InMotion Hosting victim of 'world record' hacking

700,000 websites targeted as InMotion Hosting falls foul of hacker ‘TiGER-M@TE’.

A screenshot of what browsers saw when attempting to access InMotion's websites following a hacking by 'TiGER-M@TE'.

Up to 700,000 websites, including thecloudcircle.com, were taken offline for much of yesterday after hackers infiltrated hosting company InMotion Hosting.

From around 8am British time yesterday, visitors to websites hosted by InMotion were greeted with the picture above, stating that the website had been hacked. A rap song played in the background.

Any files stored on InMotion’s servers as index.php were defaced and all directories within the public_html were targeted. The hacking did not simply target InMotion’s server but its data centres too.

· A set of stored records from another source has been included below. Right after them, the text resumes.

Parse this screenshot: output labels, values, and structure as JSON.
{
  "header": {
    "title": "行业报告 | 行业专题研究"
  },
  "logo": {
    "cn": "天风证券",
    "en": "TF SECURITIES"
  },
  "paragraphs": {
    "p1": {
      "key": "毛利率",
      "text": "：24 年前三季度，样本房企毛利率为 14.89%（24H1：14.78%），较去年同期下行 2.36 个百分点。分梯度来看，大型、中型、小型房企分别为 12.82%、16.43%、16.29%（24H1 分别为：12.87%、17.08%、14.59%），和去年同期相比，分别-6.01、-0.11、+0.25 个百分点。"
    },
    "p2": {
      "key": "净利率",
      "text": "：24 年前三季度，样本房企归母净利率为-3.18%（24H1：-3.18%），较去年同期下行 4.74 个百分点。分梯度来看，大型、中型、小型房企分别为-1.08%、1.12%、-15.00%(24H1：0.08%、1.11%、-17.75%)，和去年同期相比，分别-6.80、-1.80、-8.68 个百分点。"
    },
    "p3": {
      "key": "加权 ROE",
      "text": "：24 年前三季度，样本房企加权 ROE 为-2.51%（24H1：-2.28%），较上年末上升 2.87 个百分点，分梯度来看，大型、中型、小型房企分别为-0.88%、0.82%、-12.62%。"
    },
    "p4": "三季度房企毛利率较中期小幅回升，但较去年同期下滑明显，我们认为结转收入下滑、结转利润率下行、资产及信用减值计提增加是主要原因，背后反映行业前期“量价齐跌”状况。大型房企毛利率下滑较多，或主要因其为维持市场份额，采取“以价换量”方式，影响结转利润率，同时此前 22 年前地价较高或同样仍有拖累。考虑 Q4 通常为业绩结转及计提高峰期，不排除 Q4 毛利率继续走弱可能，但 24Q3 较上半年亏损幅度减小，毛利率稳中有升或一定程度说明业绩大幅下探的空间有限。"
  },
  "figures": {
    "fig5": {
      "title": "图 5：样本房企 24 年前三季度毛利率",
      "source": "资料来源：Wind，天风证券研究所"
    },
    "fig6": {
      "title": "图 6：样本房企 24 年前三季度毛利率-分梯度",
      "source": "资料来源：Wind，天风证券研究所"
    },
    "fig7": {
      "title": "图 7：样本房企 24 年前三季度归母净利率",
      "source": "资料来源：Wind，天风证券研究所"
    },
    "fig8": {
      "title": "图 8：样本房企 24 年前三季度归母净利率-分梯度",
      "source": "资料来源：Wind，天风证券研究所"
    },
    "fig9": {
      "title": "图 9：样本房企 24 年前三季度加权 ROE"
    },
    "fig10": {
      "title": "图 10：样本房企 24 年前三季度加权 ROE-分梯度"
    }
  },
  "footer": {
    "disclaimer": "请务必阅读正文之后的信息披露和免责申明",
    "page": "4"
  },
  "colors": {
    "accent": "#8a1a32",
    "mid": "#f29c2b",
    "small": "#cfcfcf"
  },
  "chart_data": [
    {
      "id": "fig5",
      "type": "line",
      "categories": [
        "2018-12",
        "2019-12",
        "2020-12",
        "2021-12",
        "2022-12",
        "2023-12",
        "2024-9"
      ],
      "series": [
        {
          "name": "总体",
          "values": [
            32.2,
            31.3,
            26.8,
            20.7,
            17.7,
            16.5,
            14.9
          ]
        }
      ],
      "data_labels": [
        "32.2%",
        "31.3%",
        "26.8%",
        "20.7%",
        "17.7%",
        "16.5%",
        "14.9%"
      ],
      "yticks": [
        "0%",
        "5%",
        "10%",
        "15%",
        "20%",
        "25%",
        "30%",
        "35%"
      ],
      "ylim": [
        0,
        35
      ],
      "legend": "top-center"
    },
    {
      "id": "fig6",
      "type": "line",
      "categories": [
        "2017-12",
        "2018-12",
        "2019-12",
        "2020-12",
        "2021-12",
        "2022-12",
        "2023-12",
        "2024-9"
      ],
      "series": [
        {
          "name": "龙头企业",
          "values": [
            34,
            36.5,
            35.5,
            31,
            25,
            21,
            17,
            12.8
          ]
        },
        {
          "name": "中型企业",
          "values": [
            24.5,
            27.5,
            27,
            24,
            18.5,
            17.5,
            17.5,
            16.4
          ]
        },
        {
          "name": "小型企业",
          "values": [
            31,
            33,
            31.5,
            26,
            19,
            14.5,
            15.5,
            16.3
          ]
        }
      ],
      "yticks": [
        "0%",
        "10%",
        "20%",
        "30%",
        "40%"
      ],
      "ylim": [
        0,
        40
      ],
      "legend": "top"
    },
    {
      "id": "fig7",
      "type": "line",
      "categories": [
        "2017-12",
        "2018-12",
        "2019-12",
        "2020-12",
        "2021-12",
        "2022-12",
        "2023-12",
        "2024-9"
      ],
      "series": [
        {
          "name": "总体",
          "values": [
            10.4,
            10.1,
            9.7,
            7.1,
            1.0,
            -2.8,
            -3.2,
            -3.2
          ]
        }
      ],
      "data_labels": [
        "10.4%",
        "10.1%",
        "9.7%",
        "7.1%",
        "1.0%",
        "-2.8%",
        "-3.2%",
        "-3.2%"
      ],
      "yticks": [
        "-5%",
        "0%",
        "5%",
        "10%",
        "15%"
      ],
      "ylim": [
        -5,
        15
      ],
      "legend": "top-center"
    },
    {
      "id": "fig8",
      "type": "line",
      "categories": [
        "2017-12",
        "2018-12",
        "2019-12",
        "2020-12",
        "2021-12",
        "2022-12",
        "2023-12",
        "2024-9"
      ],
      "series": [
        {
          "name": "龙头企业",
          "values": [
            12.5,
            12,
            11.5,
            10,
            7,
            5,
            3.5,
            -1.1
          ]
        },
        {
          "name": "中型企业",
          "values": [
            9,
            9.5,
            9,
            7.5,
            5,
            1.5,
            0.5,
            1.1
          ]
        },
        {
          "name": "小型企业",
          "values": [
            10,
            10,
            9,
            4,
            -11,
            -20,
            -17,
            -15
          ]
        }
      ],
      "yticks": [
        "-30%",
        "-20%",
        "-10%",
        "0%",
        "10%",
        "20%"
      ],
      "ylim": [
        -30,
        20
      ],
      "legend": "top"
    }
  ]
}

At 5pm InMotion updated customers to say that “a portion” of its websites had been fully restored with an automated fix. It put this figure at 65 per cent at a further update at 7:30pm.

At 10pm, the company said it had finished building a second automated fix for people who didn’t have backups of their website and then at 3am this morning it said the majority of people should by then have their sites functioning properly again.

 

The Cloud Circle restored its website to full functionality shortly after being alerted to the problem by using its own IT team, rather than waiting for InMotion Hosting to address the problem.

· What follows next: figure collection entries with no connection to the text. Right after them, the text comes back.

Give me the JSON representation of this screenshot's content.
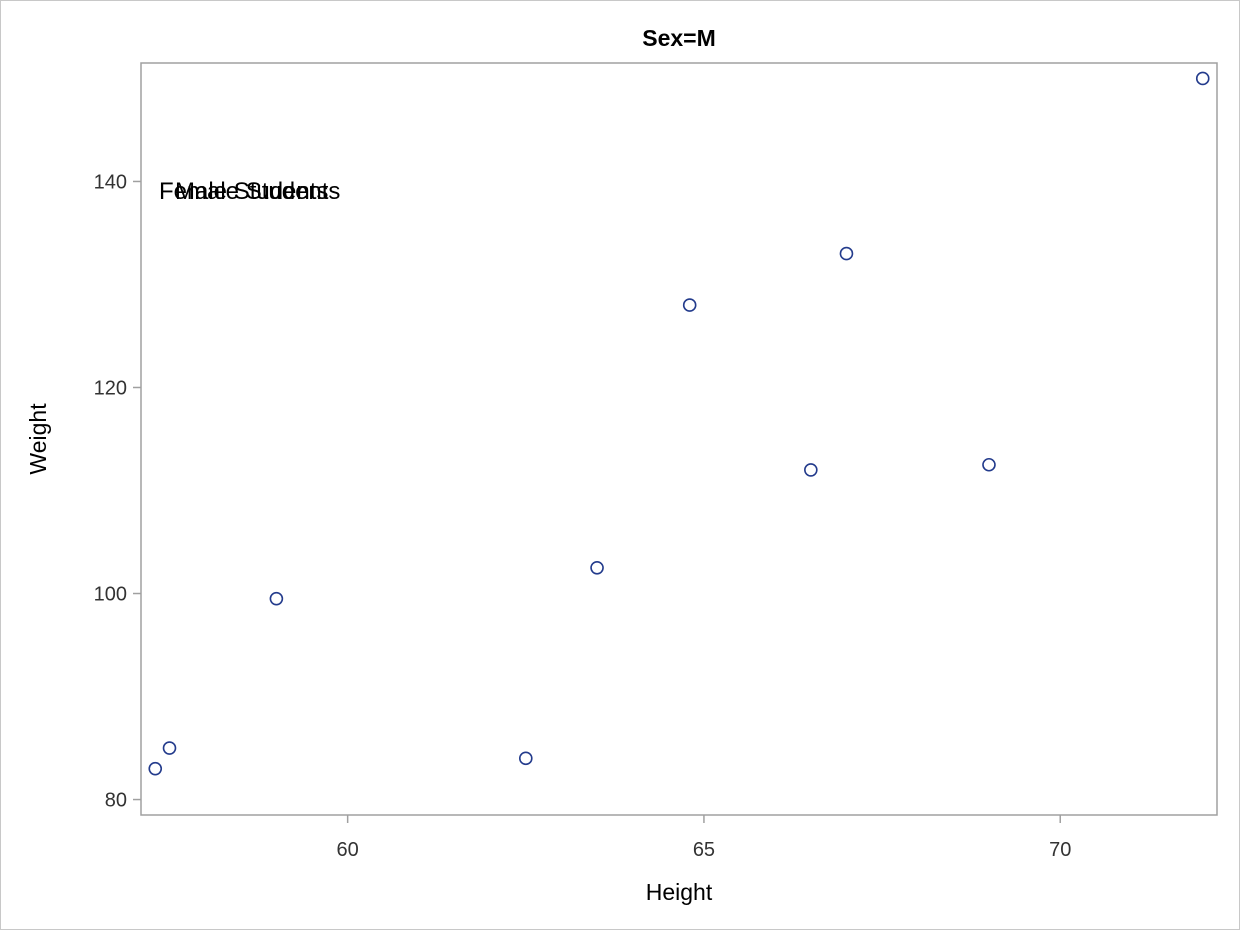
{
  "chart_data": {
    "type": "scatter",
    "title": "Sex=M",
    "xlabel": "Height",
    "ylabel": "Weight",
    "xlim": [
      57.1,
      72.2
    ],
    "ylim": [
      78.5,
      151.5
    ],
    "xticks": [
      60,
      65,
      70
    ],
    "yticks": [
      80,
      100,
      120,
      140
    ],
    "grid": false,
    "marker": "open-circle",
    "marker_color": "#233b8c",
    "annotations": [
      "Female Students",
      "Male Students"
    ],
    "series": [
      {
        "points": [
          {
            "x": 57.3,
            "y": 83.0
          },
          {
            "x": 57.5,
            "y": 85.0
          },
          {
            "x": 59.0,
            "y": 99.5
          },
          {
            "x": 62.5,
            "y": 84.0
          },
          {
            "x": 63.5,
            "y": 102.5
          },
          {
            "x": 64.8,
            "y": 128.0
          },
          {
            "x": 66.5,
            "y": 112.0
          },
          {
            "x": 67.0,
            "y": 133.0
          },
          {
            "x": 69.0,
            "y": 112.5
          },
          {
            "x": 72.0,
            "y": 150.0
          }
        ]
      }
    ]
  }
}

The hacker identified himself as ‘TiGER-M@TE’ – a hacker from Bangladesh who has previously taken down Google’s website in his home country and claims to have also infiltrated Yahoo, American Express, Avast, Microsoft, Bing and Nokia. According to an interview on a hacking news site, he claims to work alone.

On the same website this morning – thehackernews.com – a comment purportedly left by the hacker claims his efforts yesterday could potentially be “a new world record” in terms of the number of websites hacked at one time.

The situation could have been worse – in some cases users have been directed to viruses and malware downloads instead of the website they sought, as was the case earlier this month when fellow hosting company GoDaddy had its websites hijacked.

In other cases, libellous and offensive information has been put up instead of the website. This is what happened when The Sun’s website was hacked by prolific cyber criminals LulzSec in July and readers were directed to a mock up of one of the newspaper’s real pages falsely reporting the death of its owner Rupert Murdoch.

John Guilfoil, the editor in chief of Blast Magazine, whose website was affected by yesterday’s hacking, said: “InMotion Hosting appeared woefully unable to prevent or defend against this kind of attack, even though homepage defacements have been going on seemingly forever.”